Он ничего не понимал в спектральном анализе. Но музыку он знал. Да или нет — это должна была сказать музыка. И Русанов волновался. Только усилием воли он заставил себя отойти от окна, сесть.
Джунковская подняла крышку пианино. На какую-то долю секунды застыли над клавишами руки. Потом опустились. Прозвучал первый аккорд. В нем было что-то тревожное. Звуки вскинулись и медленно замерли. И сейчас же зазвучали новые аккорды.
В первые мгновения Русанов слышал лишь дикое сочетание звуков. Но затем определилась мелодия. Было даже две мелодии. Они переплетались, и одна, медленная, несла другую — быструю, порывистую. Звуки вспыхивали, гасли, и в их сочетании было что-то до боли знакомое и в то же время чужое, непонятное.

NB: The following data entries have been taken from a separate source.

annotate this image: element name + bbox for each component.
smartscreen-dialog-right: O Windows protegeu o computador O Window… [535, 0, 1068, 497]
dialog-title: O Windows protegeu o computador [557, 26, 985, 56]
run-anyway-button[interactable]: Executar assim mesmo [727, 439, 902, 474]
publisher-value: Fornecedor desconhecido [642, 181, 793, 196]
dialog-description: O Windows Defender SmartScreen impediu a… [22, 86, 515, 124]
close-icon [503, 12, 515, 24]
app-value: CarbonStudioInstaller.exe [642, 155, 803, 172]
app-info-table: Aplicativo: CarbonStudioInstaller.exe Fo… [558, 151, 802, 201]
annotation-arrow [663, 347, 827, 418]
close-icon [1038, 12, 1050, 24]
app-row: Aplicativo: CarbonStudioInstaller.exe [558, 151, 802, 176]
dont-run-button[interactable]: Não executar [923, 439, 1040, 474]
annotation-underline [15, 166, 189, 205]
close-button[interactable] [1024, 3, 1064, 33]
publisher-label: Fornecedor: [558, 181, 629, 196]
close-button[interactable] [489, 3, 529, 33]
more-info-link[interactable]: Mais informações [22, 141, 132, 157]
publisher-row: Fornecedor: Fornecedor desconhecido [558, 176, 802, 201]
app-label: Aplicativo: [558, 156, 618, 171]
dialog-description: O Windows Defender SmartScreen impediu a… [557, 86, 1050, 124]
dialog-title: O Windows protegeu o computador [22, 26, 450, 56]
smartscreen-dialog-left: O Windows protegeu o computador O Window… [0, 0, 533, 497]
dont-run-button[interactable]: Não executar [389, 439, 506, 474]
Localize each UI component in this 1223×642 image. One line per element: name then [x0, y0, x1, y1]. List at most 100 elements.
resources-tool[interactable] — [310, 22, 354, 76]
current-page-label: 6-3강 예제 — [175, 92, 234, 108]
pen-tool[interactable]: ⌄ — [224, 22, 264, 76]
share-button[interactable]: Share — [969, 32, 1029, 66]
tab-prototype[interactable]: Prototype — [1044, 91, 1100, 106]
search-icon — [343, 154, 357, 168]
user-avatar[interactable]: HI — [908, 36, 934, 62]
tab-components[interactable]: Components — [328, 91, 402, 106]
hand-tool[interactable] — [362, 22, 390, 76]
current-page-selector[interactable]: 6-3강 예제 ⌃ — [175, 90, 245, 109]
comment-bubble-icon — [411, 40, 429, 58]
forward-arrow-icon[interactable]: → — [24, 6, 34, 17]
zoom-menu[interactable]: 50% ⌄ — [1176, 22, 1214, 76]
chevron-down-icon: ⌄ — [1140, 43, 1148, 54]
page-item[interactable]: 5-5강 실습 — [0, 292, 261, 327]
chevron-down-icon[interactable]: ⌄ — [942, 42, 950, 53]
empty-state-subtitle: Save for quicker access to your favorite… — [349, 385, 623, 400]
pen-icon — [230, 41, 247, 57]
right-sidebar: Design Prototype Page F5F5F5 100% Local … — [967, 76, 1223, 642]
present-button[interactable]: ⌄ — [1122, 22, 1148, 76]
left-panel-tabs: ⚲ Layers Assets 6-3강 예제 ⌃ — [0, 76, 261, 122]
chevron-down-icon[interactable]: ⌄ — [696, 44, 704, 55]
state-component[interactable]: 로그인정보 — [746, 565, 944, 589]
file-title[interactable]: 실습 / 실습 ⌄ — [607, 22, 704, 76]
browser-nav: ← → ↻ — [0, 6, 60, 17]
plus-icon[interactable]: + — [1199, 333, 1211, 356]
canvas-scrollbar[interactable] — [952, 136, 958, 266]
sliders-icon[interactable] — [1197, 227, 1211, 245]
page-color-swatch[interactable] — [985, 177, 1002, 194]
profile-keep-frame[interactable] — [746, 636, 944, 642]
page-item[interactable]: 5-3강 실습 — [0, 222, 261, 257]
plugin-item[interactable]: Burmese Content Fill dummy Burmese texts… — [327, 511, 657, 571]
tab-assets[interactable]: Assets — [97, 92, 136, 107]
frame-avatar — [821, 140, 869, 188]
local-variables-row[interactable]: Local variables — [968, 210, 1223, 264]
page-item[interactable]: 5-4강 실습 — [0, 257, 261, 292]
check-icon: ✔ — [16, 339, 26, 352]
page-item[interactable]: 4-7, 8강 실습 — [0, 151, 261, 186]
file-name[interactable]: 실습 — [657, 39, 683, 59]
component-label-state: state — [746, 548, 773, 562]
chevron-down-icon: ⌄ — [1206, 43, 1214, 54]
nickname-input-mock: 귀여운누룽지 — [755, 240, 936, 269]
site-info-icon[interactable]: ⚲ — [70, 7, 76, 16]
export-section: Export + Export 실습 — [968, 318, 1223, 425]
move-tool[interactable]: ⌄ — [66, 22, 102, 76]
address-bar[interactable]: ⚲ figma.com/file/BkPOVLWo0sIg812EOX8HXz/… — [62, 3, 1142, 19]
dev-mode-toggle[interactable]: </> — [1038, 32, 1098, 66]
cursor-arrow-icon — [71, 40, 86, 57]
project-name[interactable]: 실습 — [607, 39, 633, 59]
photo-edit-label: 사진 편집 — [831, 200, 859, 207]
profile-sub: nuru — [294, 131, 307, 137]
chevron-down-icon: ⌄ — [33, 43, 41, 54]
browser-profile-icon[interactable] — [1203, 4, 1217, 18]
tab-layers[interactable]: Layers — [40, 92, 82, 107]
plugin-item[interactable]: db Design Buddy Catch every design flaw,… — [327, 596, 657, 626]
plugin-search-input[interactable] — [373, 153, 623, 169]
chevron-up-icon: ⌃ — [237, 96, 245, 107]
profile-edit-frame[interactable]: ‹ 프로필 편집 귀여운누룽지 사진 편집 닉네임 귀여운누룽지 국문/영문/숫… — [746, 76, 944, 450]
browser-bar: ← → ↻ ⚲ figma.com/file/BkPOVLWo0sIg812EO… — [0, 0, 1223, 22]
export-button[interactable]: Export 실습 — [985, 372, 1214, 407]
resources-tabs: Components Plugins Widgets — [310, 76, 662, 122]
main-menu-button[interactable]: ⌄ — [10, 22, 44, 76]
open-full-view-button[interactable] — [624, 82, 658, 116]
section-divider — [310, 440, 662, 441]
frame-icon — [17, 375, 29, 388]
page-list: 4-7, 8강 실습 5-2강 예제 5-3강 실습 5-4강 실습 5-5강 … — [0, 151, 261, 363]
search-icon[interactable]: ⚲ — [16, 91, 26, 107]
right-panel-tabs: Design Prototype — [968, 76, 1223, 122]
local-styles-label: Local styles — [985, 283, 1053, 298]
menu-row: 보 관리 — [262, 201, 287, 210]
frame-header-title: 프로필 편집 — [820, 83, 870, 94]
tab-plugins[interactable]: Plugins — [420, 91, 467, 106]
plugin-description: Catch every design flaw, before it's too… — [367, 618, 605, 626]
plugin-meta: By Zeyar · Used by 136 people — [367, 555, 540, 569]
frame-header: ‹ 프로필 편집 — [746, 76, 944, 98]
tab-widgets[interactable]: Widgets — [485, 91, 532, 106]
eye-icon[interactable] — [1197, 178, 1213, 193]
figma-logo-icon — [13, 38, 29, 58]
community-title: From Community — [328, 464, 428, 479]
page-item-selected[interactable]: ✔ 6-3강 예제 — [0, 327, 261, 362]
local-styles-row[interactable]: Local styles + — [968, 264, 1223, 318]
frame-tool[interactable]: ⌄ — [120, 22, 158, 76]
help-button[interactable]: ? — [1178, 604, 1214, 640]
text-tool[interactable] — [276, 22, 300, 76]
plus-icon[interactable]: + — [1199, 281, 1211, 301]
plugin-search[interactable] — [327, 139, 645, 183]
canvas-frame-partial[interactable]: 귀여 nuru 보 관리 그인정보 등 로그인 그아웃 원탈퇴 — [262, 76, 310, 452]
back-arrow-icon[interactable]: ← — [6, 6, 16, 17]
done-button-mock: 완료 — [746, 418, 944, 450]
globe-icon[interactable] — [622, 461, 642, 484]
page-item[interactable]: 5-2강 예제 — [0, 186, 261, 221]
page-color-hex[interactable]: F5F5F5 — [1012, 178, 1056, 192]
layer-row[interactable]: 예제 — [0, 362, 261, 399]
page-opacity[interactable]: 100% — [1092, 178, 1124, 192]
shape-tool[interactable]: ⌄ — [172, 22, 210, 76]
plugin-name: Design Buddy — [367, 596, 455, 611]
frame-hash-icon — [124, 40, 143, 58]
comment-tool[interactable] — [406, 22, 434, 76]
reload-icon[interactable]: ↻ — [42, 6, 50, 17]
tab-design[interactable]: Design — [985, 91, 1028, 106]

Это была музыка, но музыка совершенно необычная. В силу каких-то особенностей она сначала действовала подавляюще, гнетуще. Казалось, она несла в себе не человеческие, а какие-то иные, высшие, более сильные чувства.
Временами обе мелодии обрывались. Руки пианистки замирали над клавишами и вдруг снова обретали силу. И тогда снова вспыхивала странная, двойная мелодия. Она звучала громче, увереннее. Она звала, и, безотчетливо повинуясь ее зову, Русанов подошел к пианино.